Outlining and Themes

Many writers online argue about the benefits of outlining. I’ve seen too many clickbait articles taking sides with titles like, “Why You Shouldn’t Outline” or “You’re Outlining Wrong”.

I find that I, personally, write better when I outline my plan beforehand. I don’t mark every specific thing, but elements I want to touch on as the story moves naturally. I think that last part is most important: natural flow.

Too many writers will either stick too closely to an outline or drift too far from one. In the former case you see authors who hit very coordinated and expected points of interest in a story, while everything in between bores readers.
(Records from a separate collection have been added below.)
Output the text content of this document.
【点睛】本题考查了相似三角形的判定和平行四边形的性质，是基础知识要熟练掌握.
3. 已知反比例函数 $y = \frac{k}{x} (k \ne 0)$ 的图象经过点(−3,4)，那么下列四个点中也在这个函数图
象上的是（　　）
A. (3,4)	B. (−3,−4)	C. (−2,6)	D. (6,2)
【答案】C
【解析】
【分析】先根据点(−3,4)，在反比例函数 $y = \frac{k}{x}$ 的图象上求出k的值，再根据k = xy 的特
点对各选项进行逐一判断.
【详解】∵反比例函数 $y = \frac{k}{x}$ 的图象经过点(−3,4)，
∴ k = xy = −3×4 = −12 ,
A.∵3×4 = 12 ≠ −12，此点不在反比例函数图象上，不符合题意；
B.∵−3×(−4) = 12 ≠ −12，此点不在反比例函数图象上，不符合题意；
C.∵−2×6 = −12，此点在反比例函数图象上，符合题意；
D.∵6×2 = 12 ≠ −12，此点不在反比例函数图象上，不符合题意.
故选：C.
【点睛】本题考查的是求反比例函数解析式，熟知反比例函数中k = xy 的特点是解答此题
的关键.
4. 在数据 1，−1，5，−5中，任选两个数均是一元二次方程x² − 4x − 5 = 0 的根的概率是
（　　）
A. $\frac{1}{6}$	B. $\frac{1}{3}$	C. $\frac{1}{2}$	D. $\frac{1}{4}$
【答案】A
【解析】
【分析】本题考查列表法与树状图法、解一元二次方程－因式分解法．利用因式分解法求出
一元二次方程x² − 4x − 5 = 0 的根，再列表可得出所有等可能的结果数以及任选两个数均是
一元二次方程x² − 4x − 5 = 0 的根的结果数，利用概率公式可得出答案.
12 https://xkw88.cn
In the latter case you see authors who start off with a clear plan and objective, but lose certain plot threads over time, ultimately finishing them off with short paragraphs tying those threads in a haphazard bow. You end up with a story that’s interesting to read but really goes nowhere.

The trick to outlining is finding what you want to say and giving yourself the freedom to explore that.

Something I learned in a writing class I took was to explore your writing for themes, then once you have those themes, you can explore them further. Outlines should help you organize your thoughts about those themes, but they shouldn’t limit your exploration or creativity. They exist to limit you to specifics, not to erase generalities.

The last thing you want to do is hit the specifics and miss a general concept.

Find what works for you. You need both freedom in creativity and organization to make it work, and you may or may not benefit from certain types of outlining.

There’s a tension there that every writer has to deal with, and I hope you figure it out.